In its inaugural student employability report, published in April 2023, Honoris United Universities reported that 83% of its alumni gain access to the job market within six months of graduating. And Kakon said that, on average, the group’s graduates in South Africa managed to recoup their student fees within four months of starting to earn a salary.

“Delivering employable graduates is important because, globally, 63% of CEOs are concerned about the availability of key skills in the talent pipeline, and half of African employers state that job seekers’ skills do not match their needs,” Louw said.

Social infrastructure

“Our shareholders define our offering as ‘social infrastructure’, which we provide to help develop the continent. Africa needs all kinds of infrastructure to build energy systems, health systems and the like,” Kakon said. “Honoris is helping to build the new generation of leaders and entrepreneurs required to contribute to the transformation of Africa and leverage the opportunities that the continent presents.”

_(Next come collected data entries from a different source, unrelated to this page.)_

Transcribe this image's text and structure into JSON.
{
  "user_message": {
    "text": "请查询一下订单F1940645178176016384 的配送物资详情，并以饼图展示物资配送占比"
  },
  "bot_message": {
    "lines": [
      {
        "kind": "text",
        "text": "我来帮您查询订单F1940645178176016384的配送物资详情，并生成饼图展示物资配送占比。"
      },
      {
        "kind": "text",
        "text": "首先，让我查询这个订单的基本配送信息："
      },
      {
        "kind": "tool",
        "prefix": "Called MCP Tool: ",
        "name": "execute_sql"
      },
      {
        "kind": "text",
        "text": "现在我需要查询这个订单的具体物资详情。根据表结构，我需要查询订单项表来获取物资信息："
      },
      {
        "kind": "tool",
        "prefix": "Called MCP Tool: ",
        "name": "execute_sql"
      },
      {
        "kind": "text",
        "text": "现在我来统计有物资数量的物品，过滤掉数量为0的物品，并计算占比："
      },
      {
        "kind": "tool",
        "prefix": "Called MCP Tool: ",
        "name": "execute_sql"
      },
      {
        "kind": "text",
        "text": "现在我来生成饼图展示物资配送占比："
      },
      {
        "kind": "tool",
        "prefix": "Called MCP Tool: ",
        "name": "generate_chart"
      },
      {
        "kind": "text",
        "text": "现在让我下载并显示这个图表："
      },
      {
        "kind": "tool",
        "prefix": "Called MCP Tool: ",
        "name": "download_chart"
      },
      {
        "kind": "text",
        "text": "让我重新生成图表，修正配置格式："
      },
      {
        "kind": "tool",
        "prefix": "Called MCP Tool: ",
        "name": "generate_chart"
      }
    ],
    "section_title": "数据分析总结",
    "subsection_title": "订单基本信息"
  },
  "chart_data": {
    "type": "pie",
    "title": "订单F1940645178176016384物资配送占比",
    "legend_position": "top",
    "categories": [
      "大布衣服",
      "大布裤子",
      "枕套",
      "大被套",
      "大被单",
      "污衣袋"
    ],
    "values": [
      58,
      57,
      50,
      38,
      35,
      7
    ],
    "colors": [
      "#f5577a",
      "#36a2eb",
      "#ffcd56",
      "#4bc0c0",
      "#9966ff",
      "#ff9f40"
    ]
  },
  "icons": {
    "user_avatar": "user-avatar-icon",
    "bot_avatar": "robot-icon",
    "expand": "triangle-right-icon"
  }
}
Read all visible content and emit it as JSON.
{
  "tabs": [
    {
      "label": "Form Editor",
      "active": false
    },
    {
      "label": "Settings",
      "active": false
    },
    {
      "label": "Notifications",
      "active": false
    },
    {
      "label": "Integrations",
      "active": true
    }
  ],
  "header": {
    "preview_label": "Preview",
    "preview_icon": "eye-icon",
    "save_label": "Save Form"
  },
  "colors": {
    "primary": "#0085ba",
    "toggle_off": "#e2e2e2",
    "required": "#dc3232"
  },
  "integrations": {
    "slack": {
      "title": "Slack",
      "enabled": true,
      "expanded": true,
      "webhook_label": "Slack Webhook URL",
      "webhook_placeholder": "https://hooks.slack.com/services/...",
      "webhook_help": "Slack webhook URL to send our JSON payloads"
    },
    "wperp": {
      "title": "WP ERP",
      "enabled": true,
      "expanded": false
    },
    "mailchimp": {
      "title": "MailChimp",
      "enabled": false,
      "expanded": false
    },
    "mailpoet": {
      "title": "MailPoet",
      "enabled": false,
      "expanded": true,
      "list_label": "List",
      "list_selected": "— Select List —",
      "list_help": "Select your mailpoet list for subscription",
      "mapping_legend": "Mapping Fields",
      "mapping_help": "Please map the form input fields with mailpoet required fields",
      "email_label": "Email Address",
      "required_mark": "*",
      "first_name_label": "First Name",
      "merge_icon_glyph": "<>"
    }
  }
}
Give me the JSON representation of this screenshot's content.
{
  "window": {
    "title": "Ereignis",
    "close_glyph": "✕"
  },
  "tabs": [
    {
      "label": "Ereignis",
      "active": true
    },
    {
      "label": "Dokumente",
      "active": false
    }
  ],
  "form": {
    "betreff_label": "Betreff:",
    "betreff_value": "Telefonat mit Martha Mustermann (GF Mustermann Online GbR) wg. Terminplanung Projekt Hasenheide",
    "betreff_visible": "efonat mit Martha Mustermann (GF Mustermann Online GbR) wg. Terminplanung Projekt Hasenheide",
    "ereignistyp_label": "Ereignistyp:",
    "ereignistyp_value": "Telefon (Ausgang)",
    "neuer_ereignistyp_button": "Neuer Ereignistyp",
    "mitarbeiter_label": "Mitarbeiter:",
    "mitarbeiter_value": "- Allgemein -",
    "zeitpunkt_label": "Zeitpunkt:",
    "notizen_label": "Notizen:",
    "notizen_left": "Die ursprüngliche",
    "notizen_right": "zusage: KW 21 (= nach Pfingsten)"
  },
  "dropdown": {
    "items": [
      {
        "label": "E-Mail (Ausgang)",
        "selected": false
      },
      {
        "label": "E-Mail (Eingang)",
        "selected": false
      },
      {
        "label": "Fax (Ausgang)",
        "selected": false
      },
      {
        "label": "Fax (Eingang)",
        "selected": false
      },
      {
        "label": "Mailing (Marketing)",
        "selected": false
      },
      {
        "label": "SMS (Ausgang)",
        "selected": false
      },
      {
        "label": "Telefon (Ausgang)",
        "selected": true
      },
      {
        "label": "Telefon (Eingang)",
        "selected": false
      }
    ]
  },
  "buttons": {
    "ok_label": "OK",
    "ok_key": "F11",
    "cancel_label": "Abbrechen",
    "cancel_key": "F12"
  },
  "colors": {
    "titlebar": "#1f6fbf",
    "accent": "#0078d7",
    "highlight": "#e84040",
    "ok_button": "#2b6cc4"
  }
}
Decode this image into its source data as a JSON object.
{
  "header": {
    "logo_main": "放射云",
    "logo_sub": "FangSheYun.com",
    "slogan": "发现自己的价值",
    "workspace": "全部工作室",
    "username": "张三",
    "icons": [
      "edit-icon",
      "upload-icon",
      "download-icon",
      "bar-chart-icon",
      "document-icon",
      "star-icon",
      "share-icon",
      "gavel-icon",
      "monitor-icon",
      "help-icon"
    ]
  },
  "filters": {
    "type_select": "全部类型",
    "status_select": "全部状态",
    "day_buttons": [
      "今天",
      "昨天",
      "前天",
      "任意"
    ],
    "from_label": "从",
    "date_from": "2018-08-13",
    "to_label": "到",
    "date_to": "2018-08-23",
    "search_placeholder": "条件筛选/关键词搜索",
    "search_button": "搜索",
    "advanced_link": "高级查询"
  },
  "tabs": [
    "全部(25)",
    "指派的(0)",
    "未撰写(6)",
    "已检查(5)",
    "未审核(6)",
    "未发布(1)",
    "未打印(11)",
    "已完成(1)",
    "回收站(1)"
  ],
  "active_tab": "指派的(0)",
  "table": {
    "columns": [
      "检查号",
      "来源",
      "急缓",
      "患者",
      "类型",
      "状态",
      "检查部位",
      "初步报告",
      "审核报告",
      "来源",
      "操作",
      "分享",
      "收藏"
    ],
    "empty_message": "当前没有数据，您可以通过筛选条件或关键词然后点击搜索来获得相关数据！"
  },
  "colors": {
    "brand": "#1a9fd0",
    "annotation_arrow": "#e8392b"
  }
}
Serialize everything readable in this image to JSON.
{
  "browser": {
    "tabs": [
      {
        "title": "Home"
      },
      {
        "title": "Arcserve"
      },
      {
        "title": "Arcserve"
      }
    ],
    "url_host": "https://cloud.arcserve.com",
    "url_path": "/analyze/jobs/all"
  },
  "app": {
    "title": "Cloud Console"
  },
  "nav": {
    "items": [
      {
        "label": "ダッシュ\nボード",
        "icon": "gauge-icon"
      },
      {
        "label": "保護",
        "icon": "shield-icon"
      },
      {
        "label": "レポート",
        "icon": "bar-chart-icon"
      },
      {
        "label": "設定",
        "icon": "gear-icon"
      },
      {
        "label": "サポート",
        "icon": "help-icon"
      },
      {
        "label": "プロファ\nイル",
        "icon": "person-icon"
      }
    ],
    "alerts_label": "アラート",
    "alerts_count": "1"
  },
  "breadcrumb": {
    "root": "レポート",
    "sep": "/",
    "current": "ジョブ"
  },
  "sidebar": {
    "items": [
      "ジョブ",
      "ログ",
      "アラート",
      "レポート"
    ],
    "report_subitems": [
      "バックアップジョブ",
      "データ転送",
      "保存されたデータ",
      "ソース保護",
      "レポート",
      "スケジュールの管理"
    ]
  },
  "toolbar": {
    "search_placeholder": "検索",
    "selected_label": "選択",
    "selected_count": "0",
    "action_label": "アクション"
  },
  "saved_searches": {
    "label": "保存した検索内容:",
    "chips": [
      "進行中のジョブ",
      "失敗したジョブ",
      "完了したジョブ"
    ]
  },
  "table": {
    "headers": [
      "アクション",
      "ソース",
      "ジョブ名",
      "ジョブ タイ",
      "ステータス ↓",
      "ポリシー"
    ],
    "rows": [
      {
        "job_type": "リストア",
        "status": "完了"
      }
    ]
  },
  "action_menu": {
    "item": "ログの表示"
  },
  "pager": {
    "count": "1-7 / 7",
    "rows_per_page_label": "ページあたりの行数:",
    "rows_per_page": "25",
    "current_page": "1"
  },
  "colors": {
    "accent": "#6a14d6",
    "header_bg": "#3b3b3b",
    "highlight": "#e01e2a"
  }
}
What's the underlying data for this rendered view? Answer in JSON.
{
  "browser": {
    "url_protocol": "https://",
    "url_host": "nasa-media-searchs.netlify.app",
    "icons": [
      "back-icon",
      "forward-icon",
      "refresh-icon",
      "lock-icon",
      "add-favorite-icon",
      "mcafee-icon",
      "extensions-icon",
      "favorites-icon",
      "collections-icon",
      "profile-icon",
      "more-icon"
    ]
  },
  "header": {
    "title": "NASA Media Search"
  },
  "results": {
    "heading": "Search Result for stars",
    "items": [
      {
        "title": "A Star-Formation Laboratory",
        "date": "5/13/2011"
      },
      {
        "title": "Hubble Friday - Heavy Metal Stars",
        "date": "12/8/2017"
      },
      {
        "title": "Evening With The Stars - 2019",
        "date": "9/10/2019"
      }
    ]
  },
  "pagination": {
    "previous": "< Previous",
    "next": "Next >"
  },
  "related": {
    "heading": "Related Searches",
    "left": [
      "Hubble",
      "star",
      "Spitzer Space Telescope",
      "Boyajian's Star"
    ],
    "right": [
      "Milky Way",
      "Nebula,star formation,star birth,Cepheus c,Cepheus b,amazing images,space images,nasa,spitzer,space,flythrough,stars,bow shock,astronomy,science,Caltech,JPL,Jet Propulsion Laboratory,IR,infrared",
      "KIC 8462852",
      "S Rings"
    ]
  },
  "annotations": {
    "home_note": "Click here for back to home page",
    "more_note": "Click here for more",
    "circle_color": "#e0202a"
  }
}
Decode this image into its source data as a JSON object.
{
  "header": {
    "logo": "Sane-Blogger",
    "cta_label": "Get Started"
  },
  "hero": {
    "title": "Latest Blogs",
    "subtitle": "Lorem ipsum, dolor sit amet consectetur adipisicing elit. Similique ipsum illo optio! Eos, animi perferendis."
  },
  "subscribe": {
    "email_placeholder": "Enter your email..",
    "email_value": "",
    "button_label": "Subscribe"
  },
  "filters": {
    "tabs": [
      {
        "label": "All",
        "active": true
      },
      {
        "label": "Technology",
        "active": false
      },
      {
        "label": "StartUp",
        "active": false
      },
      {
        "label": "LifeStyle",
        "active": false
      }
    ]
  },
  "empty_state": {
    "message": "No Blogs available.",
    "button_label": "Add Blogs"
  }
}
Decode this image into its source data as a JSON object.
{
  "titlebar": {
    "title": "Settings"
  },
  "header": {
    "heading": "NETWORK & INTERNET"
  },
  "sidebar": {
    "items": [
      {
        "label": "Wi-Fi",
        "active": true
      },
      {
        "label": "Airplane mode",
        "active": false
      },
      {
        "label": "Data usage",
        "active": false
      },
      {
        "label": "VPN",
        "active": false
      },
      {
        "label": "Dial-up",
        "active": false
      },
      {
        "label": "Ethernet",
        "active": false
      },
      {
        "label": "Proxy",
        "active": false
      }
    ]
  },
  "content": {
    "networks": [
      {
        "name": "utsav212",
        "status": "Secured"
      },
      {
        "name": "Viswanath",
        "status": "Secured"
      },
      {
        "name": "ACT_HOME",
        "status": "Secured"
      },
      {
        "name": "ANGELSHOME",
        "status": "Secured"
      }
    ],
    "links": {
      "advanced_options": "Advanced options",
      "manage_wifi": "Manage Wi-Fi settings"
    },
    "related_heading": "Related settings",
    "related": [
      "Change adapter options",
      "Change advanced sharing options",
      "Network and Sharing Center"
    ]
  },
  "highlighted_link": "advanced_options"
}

Kakon added that the group is also planning further expansion, at various levels.

“We want to make more acquisitions. We are looking at Egypt, Kenya and Ghana. We are also supporting our member institutions to grow, both within the countries where they operate and beyond borders – both physically and online. We have a digital roadmap for our institutions, so that they can develop their online capabilities and reach new profiles of learners in new geographies.”

Other plans include developing the capacity for conducting advanced scientific research and delivering doctoral education at institutions in the group. For that, Honoris institutions are collaborating and building partnerships with public universities and the public sector all over Africa.

Honoris institutions offer 420 degrees in medicine, health sciences, engineering, information technology, business, law, architecture, the creative arts, fashion and design, media, political science and education.

The continent has a good balance of private and public higher education institutions. According to uniRank, an international higher education directory and search engine, 601 (47%) of the recognised African higher education institutions in its database are private, and 586 (45.8%) are public, with the type of control of the rest being unknown or unreported (7.2%).

“We need synergy between private institutions and the public higher education sector for the sake of the continent and all its people,” Kakon said.

Louw concurred: “The relentless disruption and fragility in higher education, pressures on the employability of our graduates to meet the skills demands of employers and, increasingly, global geopolitical instability mean we never know what’s coming around the next corner. So, we must work together.”

This news report was updated on 4 June.